Dolphin skin is so sensitive, it can feel sound waves in the water; their echolocation and communication system is highly evolved, much of it, as with elephants, beyond the human auditory range. The noise of boat motors and propellers must be excruciating for them.
I found fascinating the authors of Animalkind’s explanation that the mystery of flight begins, not in wings or feathers, but in birds’ light, hollow bones that make it easier to lift. The bones are full of tiny air sacs that take in oxygen independent of the lungs, which allows the birds to sustain the energy needed to fly. I didn’t know that. Bird songs serve a practical purpose; they call mates, find their flock, scare intruders, warn about predators. They use distinct notes in correct order.

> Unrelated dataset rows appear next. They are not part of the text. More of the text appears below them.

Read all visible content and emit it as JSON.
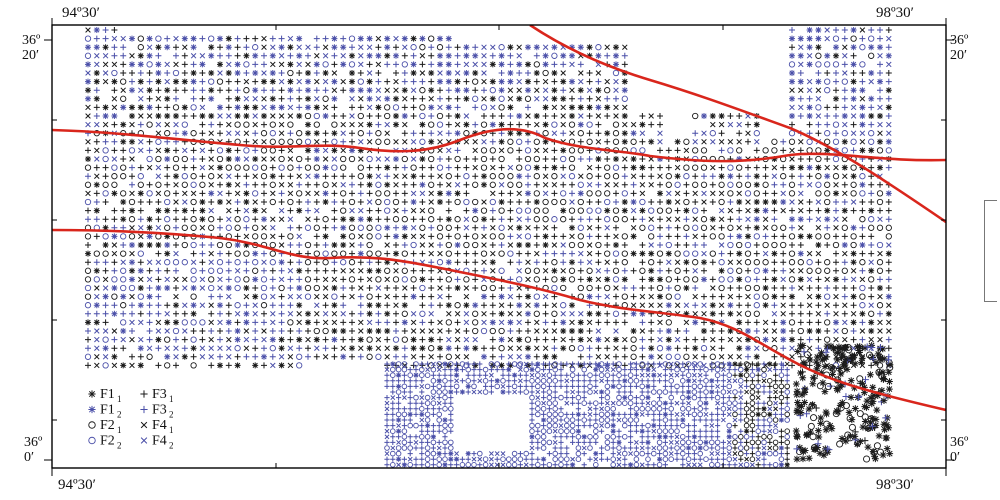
{
  "map": {
    "corner_labels": {
      "lon_west": "94º30′",
      "lon_east": "98º30′",
      "lat_north": [
        "36º",
        "20′"
      ],
      "lat_south": [
        "36º",
        "0′"
      ]
    },
    "colors": {
      "black_symbol": "#1a1a1a",
      "blue_symbol": "#4a4fa8",
      "fault_line": "#d9261c",
      "frame": "#000000"
    },
    "legend": [
      {
        "symbol": "*",
        "label": "F1",
        "sub": "1",
        "color": "#1a1a1a",
        "icon": "asterisk-icon"
      },
      {
        "symbol": "*",
        "label": "F1",
        "sub": "2",
        "color": "#4a4fa8",
        "icon": "asterisk-icon"
      },
      {
        "symbol": "o",
        "label": "F2",
        "sub": "1",
        "color": "#1a1a1a",
        "icon": "circle-icon"
      },
      {
        "symbol": "o",
        "label": "F2",
        "sub": "2",
        "color": "#4a4fa8",
        "icon": "circle-icon"
      },
      {
        "symbol": "+",
        "label": "F3",
        "sub": "1",
        "color": "#1a1a1a",
        "icon": "plus-icon"
      },
      {
        "symbol": "+",
        "label": "F3",
        "sub": "2",
        "color": "#4a4fa8",
        "icon": "plus-icon"
      },
      {
        "symbol": "x",
        "label": "F4",
        "sub": "1",
        "color": "#1a1a1a",
        "icon": "cross-icon"
      },
      {
        "symbol": "x",
        "label": "F4",
        "sub": "2",
        "color": "#4a4fa8",
        "icon": "cross-icon"
      }
    ]
  }
}
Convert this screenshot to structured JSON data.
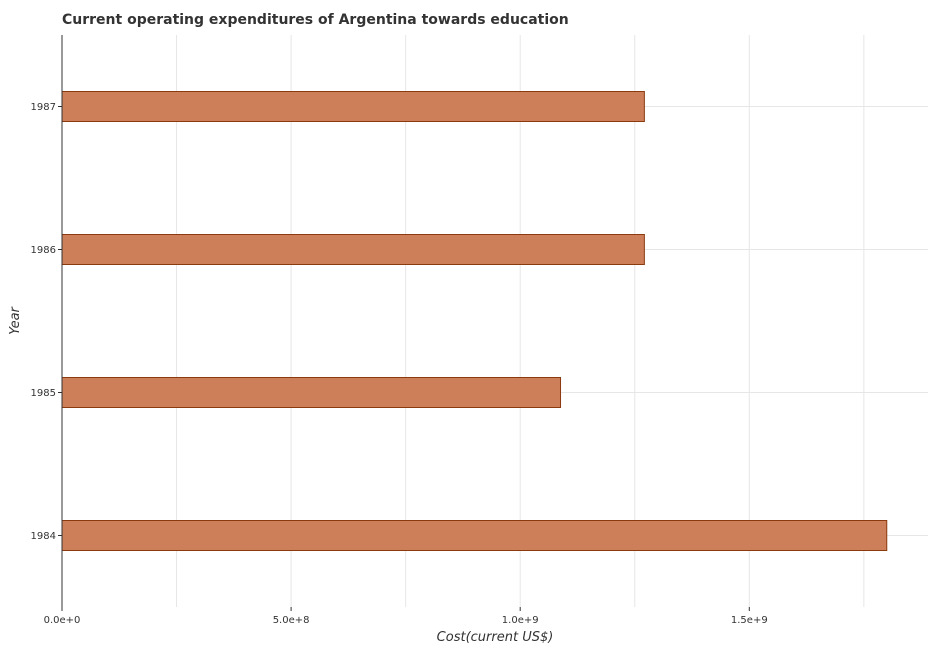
{
  "chart_data": {
    "type": "bar",
    "orientation": "horizontal",
    "title": "Current operating expenditures of Argentina towards education",
    "xlabel": "Cost(current US$)",
    "ylabel": "Year",
    "categories": [
      "1984",
      "1985",
      "1986",
      "1987"
    ],
    "values": [
      1800000000,
      1088000000,
      1271000000,
      1271000000
    ],
    "xlim": [
      0,
      1890000000
    ],
    "xticks": [
      0,
      500000000,
      1000000000,
      1500000000
    ],
    "xtick_labels": [
      "0.0e+0",
      "5.0e+8",
      "1.0e+9",
      "1.5e+9"
    ],
    "grid": true,
    "colors": {
      "bar_fill": "#cd7f5a",
      "bar_edge": "#8b3a0e"
    }
  }
}
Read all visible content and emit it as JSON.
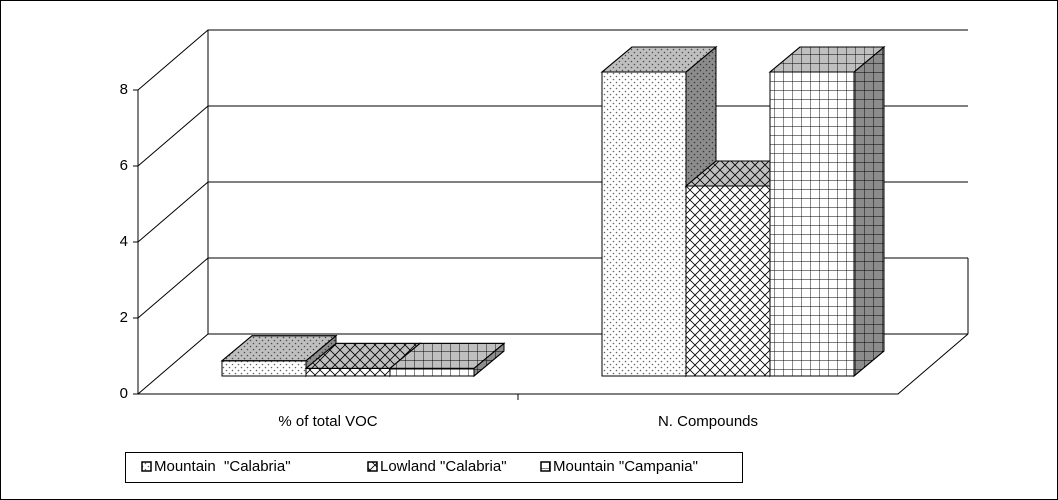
{
  "chart_data": {
    "type": "bar3d",
    "categories": [
      "% of total VOC",
      "N. Compounds"
    ],
    "series": [
      {
        "name": "Mountain  \"Calabria\"",
        "pattern": "dots",
        "values": [
          0.4,
          8
        ]
      },
      {
        "name": "Lowland \"Calabria\"",
        "pattern": "diamonds",
        "values": [
          0.2,
          5
        ]
      },
      {
        "name": "Mountain \"Campania\"",
        "pattern": "grid",
        "values": [
          0.2,
          8
        ]
      }
    ],
    "ylim": [
      0,
      8
    ],
    "yticks": [
      0,
      2,
      4,
      6,
      8
    ],
    "grid": true,
    "legend": "bottom"
  }
}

The authors explain that fish feel pain and are aware of themselves as individuals. I have a friend who tapes pictures to her fishbowl, and says her fish spends time looking at them; it shows interest when the pictures are changed for new ones. Wow.
My grandson, at the age of nine, turned vegan, saying, “I don’t want to eat anything that has a face.” He is a man now, still not eating anything that has a face.
We are sharing the world with feeling creatures. This is why it hurts my heart when I read about the excruciating lives so many animals live under human domination.
The words of Jenny Leading Cloud of the White River Sioux speak to me:
“The buffalo and the coyote are our brothers; the birds, our cousins. Even the tiniest ant, even a louse, even the smallest flower you can find – they are all relatives. We end our prayers with the words Mitakuye Oyasin – All Our Relations – and that includes everything that grows, crawls, creeps, hops and flies on this continent.”
I long for the day when enough of the population awakens to the plight of animals to demand legislation to protect these gentle beings. The beyond-human realm is vast and largely unregulated. We scroll past the horrors; we can’t bear to look. But once we know, we can’t not know that a world of sentient beings who cannot speak are telling us in every way they can that they need our help and protection.
For this week’s challenge, speak for animals, or let the animals speak. You can write about wildlife refuges, the need for them and the challenges. Or choose an animal and write a poem in its voice as a non-human being. What is its song, what does it love or fear or need? How does the climate crisis impact it? I am waiting with both fear and anticipation to find out!